Photo by Sacha Specker.

The slabs were super-tricky waves. The right was beautiful, but it didn’t have a really great entry. I got two and could tell it was heavy. There were definitely some waves I saw where I said to myself, “Oh, if I just move a little deeper and get in front of the cliff a little more, I’m going to get one of those.” I kept trying to inch myself over, working myself up to it, but then the wind came on.

The left slab had a rad entry to it. Once the tide was high enough, there was this almost stationary wave of whitewash that you could use to take off from if you got to the bottom of it. I ended up getting some really fun waves, but it was definitely harder than it looked. I was nervous out there by myself. It was eerie. The water was brown, and I was kind of pushed up against these crazy-looking cliffs, and there was no one else out. When it’s cold and murky and you’re alone, the creep factor goes way up. 

The mindset is different than when you’re out at 10-foot Pipe and there’re tons of other people all trying to get the gnarliest wave. In those moments, you’re not even thinking about how scary the wave or the setup is. You’re more focused on the competition of being in the spot to get it. Whereas when I’m out by myself, like I was at the slabs, you think, “Okay, I can not go on this wave. I’ll have another chance.” And then when you get that chance, if you’re a little too deep, you can say, “Well, I’ll go on the next one from a little wider out.” I think if you had a boat down there and could spend some time and pick your spots, you’d get some pretty amazing waves at the slabs. I’m sure the local boogie boarders already do. 

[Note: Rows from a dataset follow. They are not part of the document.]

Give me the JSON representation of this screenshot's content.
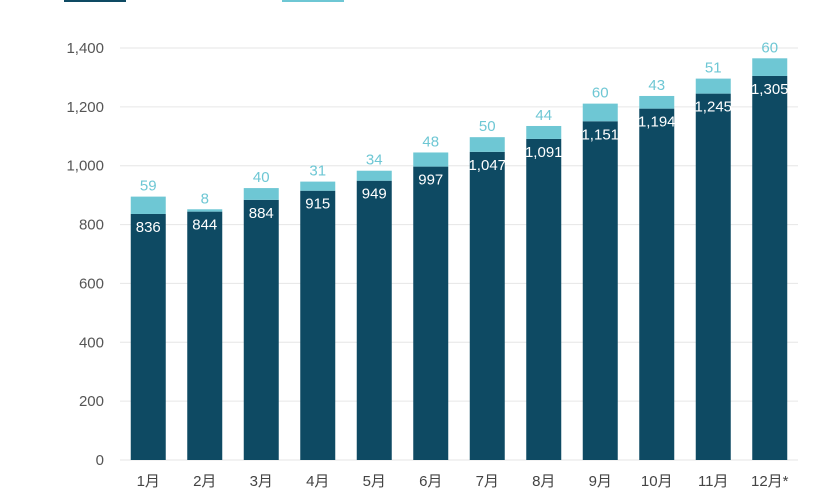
{
  "colors": {
    "dark": "#0e4a63",
    "light": "#6ec7d4",
    "new_label": "#6ec7d4"
  },
  "chart_data": {
    "type": "bar",
    "stacked": true,
    "categories": [
      "1月",
      "2月",
      "3月",
      "4月",
      "5月",
      "6月",
      "7月",
      "8月",
      "9月",
      "10月",
      "11月",
      "12月*"
    ],
    "series": [
      {
        "name": "",
        "color": "#0e4a63",
        "values": [
          836,
          844,
          884,
          915,
          949,
          997,
          1047,
          1091,
          1151,
          1194,
          1245,
          1305
        ]
      },
      {
        "name": "",
        "color": "#6ec7d4",
        "values": [
          59,
          8,
          40,
          31,
          34,
          48,
          50,
          44,
          60,
          43,
          51,
          60
        ]
      }
    ],
    "ylim": [
      0,
      1400
    ],
    "yticks": [
      0,
      200,
      400,
      600,
      800,
      1000,
      1200,
      1400
    ],
    "ytick_labels": [
      "0",
      "200",
      "400",
      "600",
      "800",
      "1,000",
      "1,200",
      "1,400"
    ],
    "grid": true,
    "legend": "top-left",
    "xlabel": "",
    "ylabel": "",
    "title": ""
  }
}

The challenge of it all was pretty intriguing for me, just being out at a totally new wave, trying to figure out how the wave works and how I can ride it and get a tube—all from scratch. I’d get a barrel and it was like I’d found something new. Then the process of that just keeps going, trying to get a little deeper or go on a wave that’s a little bigger. It was fun to push myself in a different environment, to have that kind of mindset.

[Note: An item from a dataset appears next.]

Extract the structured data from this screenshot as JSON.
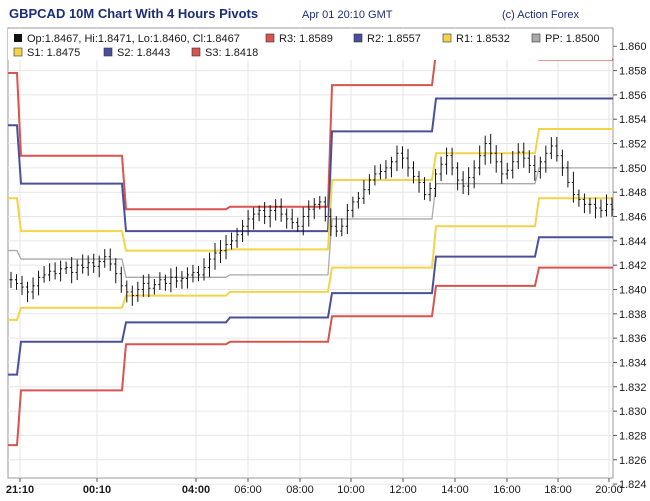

A few days in, the swell started to taper off, so we drove back up to Wanaka and Chris took us into the mountains. It’s interesting because, similar to surfing those slabs, the mountains scare me. It’s in that same realm, where I maybe don’t understand a lot about it and it makes me nervous, but that’s what makes it fun. I like that feeling, along with the physical effort of pushing nonstop for six to seven hours at a time. I really enjoy pushing my body like that, figuring out how far you can go—and then doing it all again the next day. 

We were completely following Chris’ lead. I’ve done a bunch of camping and I’ve done a bunch of sailing, obviously, but Chris has so much knowledge about both the technical aspects and the area. He’s a wizard in the mountains, and it was great to be able to pick his brain about everything. He made good, calculated decisions on the glacier and got us past one sketchy section. We made it across and found these glacial pools and a waterfall, which was pretty surreal and special, then we camped for the night below the glacier. For me, it was about learning and experiencing it. We didn’t do anything too crazy up there, but it was fun camping and hiking in the cold, pushing yourself physically, relying on yourself. 

We saw another swell on the charts, and I was like, “Let me get back to that little slab.” We drove down again and had about an hour before the wind turned on. So we literally came down from the glacier, got in the car, and went straight out surfing. That was the beauty of the trip: continual movement, one thing to the next, through very different environments, from climbing a mountain to surfing empty slabs. It was a cool feeling to have that freedom and be able to pivot in totally different directions. New Zealand is probably one of the most incredible places in the world to be able to do that. It’s a mesmerizing place.